Lora ran to a neighbor, Glenn Moore, and from his house the police were summoned. Clyde was taken to McMahan hospital in grave condition. While there, the Poes identified the man who had entered their home for Sheriff Pate. John McCampbell had recently lost the election and his replacement was Walter Pate, a man who was his opposite in many ways. Among other things, McCampbell and Pate had distinctly opposite views on the Night Marauder’s supposed identity. While McCampbell set his sights on Will Sheffey, Pate listened in earnest to what the Poes had to say after they were attacked. They told the Sheriff that the man who had assaulted them was, or at least reminded them of, Wright Saffle, a local teenager who had been in love with Lora Poe.

At first, it seemed that Clyde Poe would beat the same odds Luther Wells had, surviving a dreadful gunshot wound. However, the cold Clyde caught as he lay shivering on the floor, awaiting help, became pneumonia a week later. By the 17th of December, surgeons thought Clyde sufficiently recovered to attempt to remove the bullet from his spine, but he did not survive the surgery. He was prepared for burial at the McCammon undertakers in Maryville before his body was sent home to Copper Hill, in Polk County, TN.
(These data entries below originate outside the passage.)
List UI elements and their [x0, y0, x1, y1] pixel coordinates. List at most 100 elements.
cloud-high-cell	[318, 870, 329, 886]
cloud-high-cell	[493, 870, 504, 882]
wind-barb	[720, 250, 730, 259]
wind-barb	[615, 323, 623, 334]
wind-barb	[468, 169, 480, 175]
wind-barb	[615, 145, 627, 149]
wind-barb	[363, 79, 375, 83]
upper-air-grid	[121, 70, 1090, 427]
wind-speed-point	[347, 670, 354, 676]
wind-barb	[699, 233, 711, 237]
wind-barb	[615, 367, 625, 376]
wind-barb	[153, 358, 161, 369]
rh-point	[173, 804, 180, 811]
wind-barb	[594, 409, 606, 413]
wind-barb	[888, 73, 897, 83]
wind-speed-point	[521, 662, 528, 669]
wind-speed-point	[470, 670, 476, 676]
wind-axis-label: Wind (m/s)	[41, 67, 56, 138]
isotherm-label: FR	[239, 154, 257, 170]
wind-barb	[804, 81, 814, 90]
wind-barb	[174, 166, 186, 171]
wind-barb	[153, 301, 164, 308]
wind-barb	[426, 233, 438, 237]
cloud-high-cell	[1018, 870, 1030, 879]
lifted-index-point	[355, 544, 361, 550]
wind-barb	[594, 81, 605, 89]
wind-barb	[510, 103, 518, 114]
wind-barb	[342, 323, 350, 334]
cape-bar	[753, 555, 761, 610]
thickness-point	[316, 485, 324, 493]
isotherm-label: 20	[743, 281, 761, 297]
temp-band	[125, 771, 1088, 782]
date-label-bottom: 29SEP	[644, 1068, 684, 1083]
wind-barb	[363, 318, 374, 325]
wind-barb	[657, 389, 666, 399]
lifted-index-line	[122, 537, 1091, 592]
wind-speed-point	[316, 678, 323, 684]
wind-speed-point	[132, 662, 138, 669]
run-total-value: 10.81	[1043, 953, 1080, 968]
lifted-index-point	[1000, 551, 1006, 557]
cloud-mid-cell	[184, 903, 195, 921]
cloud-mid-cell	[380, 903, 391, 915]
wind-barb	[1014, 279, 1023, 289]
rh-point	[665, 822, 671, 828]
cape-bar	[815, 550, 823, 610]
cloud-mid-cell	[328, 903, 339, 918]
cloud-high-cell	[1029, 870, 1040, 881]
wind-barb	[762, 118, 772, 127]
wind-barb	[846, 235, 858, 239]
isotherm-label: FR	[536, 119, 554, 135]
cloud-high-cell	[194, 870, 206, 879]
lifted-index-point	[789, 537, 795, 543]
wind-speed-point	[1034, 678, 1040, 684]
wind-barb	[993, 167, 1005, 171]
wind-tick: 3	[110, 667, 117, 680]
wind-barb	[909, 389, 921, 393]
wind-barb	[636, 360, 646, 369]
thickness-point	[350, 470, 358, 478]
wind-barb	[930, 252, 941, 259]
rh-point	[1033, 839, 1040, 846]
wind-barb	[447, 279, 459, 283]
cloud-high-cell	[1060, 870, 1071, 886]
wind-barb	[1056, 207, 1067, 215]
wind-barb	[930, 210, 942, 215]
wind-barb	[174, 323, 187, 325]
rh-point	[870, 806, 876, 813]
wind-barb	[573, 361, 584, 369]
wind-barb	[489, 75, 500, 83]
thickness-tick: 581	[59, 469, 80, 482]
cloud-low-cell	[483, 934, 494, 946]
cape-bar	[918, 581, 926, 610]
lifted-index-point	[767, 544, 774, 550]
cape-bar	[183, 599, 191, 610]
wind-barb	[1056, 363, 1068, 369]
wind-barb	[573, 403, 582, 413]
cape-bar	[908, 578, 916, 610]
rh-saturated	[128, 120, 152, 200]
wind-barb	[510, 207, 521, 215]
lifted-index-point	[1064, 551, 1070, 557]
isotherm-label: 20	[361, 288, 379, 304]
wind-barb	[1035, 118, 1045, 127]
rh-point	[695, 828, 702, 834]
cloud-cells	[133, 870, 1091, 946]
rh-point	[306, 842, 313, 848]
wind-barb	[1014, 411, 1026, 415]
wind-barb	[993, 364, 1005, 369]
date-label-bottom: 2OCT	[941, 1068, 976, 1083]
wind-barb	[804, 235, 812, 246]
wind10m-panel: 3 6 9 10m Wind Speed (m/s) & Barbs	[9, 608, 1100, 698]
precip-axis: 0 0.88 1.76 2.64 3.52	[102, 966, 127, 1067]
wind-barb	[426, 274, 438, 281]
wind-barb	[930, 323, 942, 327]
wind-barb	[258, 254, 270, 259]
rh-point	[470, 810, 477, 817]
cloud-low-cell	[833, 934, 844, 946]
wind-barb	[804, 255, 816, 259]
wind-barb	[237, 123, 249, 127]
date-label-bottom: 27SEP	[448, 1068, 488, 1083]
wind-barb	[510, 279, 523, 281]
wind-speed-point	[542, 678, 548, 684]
Wright Saffle was scheduled to appear before Justices H. C. Jett and G. R. Henry. Saffle insisted that he had a number of friends from Monroe County who would swear to his alibi on the night of the attack. Saffle is described in the Knoxville Journal and Tribune as a 15-year old student at the Bassell school in Alcoa. The newspaper further noted that Poe’s dying statement had been a reiteration of his belief Saffle was the man who attacked him. At his preliminary hearing, one witness claimed that Saffle had once boasted that if Lora didn’t marry him he wouldn’t let her live with anyone else. However, Saffle’s alibi stood and he was released by a grand jury on April 20, 1925, just as Will Sheffey’s trial was to begin. Some rumors stated that he had relocated to Ohio after his release.
Lora Poe would join Ada Wells as one of the most important witnesses in the trial of the man many people thought was the killer and rapist. They were in a very exclusive club, if you will, of brave survivors willing to name the crimes they had suffered and go on to live their lives. But first they had to weather the trials. And very soon, their best hope would arrive in the form of a private investigator known in most sources as “Ed Jones.”